I’ve spent over two decades living in different countries and perfecting the art of not missing — how can I possibly undo that now?

Homesickness came in waves every three months when I moved to France in 1989 but I gulped it down and pushed it aside with a glass of Bordeaux and some fromage Etorki.

I focussed on the excitement of living in a different country, learning French, travelling, and that little hole of emptiness seemed to fade after the first few years.

It was easier in France and England when the return flight to Canada could be done in a long weekend. It isn’t so simple from Australia where it takes at least 13 hours to fly to Los Angeles and another five to Toronto.

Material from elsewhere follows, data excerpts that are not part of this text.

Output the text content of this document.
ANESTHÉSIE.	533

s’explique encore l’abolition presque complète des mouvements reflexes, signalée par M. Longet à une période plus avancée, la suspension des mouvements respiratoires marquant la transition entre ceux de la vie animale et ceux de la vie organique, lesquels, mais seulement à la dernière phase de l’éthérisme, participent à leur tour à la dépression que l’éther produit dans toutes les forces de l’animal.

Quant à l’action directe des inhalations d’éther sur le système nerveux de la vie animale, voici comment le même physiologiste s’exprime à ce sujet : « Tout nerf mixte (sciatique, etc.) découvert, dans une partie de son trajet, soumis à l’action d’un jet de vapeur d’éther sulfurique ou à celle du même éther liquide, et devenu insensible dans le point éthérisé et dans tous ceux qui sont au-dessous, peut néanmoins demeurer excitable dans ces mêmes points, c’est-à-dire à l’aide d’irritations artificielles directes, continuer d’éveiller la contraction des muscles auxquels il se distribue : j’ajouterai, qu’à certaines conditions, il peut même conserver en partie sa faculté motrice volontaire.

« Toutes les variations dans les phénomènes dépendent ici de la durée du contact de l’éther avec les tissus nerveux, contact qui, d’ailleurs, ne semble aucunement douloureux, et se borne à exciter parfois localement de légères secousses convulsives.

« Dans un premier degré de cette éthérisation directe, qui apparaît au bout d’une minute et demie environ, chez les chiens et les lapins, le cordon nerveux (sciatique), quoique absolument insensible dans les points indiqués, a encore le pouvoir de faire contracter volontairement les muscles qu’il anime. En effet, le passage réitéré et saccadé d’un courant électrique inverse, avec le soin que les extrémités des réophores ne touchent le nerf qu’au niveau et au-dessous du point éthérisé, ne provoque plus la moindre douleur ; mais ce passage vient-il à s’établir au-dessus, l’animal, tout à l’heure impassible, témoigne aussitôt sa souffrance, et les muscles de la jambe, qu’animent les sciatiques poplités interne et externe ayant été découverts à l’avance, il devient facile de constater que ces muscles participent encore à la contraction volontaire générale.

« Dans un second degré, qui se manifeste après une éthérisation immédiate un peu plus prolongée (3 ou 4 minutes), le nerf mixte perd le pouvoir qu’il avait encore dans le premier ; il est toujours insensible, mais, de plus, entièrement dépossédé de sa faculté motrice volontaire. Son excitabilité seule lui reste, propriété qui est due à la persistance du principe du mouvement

It’s more poignant now that I have children and I want them to have a lazy easy relationship with my parents and my family. The age of my parents sits heavily in my thoughts.

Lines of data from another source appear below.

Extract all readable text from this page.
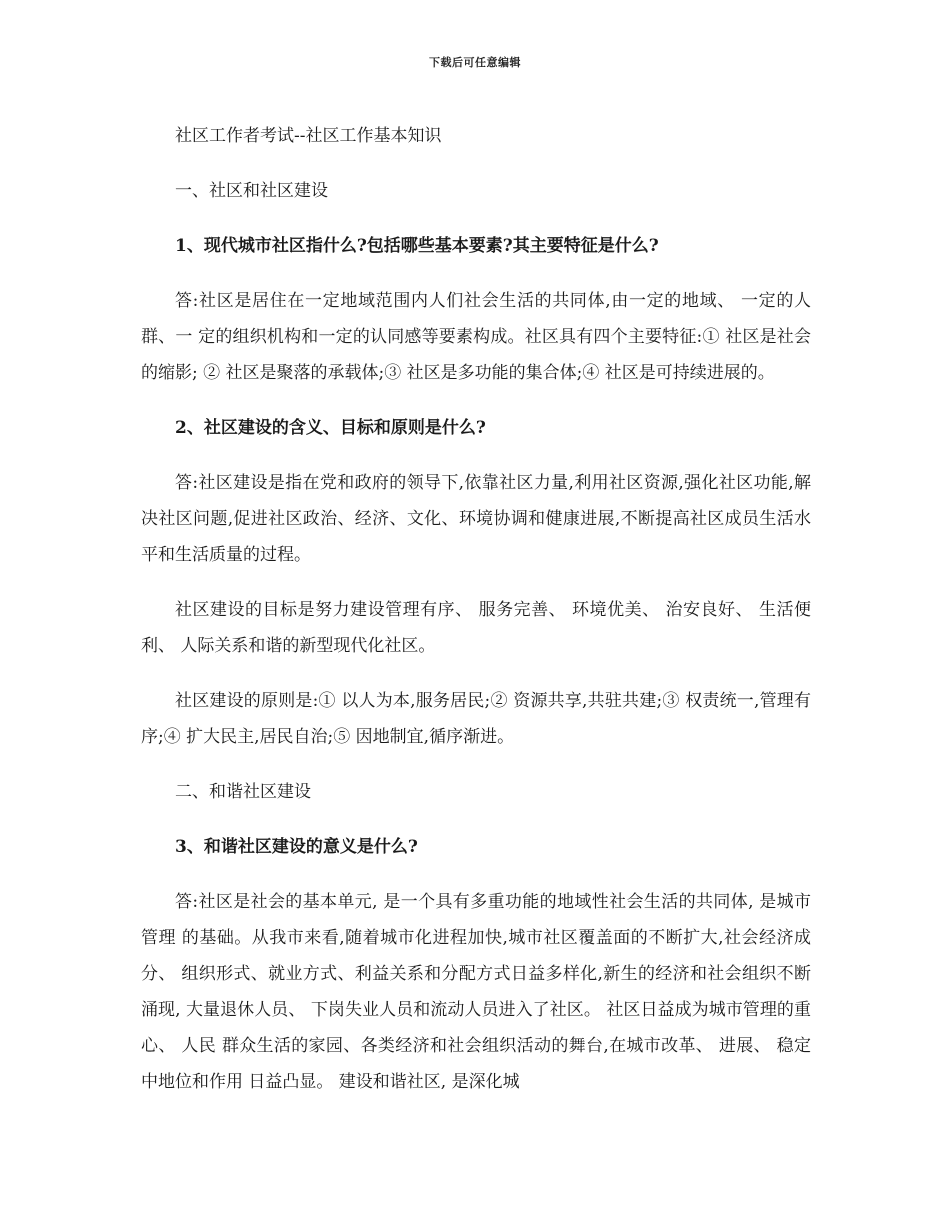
下载后可任意编辑

社区工作者考试--社区工作基本知识

一、社区和社区建设

1、现代城市社区指什么?包括哪些基本要素?其主要特征是什么?

答:社区是居住在一定地域范围内人们社会生活的共同体,由一定的地域、 一定的人群、一 定的组织机构和一定的认同感等要素构成。社区具有四个主要特征:① 社区是社会的缩影; ② 社区是聚落的承载体;③ 社区是多功能的集合体;④ 社区是可持续进展的。

2、社区建设的含义、目标和原则是什么?

答:社区建设是指在党和政府的领导下,依靠社区力量,利用社区资源,强化社区功能,解 决社区问题,促进社区政治、经济、文化、环境协调和健康进展,不断提高社区成员生活水 平和生活质量的过程。

社区建设的目标是努力建设管理有序、 服务完善、 环境优美、 治安良好、 生活便利、 人际关系和谐的新型现代化社区。

社区建设的原则是:① 以人为本,服务居民;② 资源共享,共驻共建;③ 权责统一,管理有序;④ 扩大民主,居民自治;⑤ 因地制宜,循序渐进。

二、和谐社区建设

3、和谐社区建设的意义是什么?

答:社区是社会的基本单元, 是一个具有多重功能的地域性社会生活的共同体, 是城市管理 的基础。从我市来看,随着城市化进程加快,城市社区覆盖面的不断扩大,社会经济成分、 组织形式、就业方式、利益关系和分配方式日益多样化,新生的经济和社会组织不断涌现, 大量退休人员、 下岗失业人员和流动人员进入了社区。 社区日益成为城市管理的重心、 人民 群众生活的家园、各类经济和社会组织活动的舞台,在城市改革、 进展、 稳定中地位和作用 日益凸显。 建设和谐社区, 是深化城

Missing mum’s butter- and onion-smothered pierogies and conversations at the kitchen table, missing the ability to phone and say ”Hey, wanna go out for coffee?’’ or ”Come stay with us for a weekend.’’ Missing those long dark cold Canadian evenings when Dad and I would solve the world’s problems over a bottle of wine. Missing my friends in other countries.

I stare at mothers and daughters and grandmothers shopping together in the grocery store and realise I’m jealous. ”Come on Dad,’’ says a middle-age woman with sun-creased skin. She pulls her elderly father along the sidewalk with tones that sting. I want to tell her to appreciate every moment she has but I stay silent. These are things we learn for ourselves. By listening to the heartbeat of love.
If I allow myself to really miss everything, I’m afraid I’ll be overwhelmed by a torrent of missing: not just family and friends but places and times and moments shared. So I keep it bottled up and pretend it isn’t there or uncork it just a little at a time.
The problem is that sometimes the cork just blows off on its own.So on Mother’s Day, I’ll be with my girls and we will let the cork out: we’ll be missing mum and Nana, who died almost a year ago, and my second mum, my husband’s mother, in England.I’ll be thinking of all my family and friends who can’t be with their mothers but keep them sealed in their hearts. And I’ll be thinking of you and your mother too — because everyone needs a loving mother. Not matter how old we get.

On Sunday, my girls and I will light a candle for the 234 mothers in Nigeria who are missing their young daughters, stolen from them.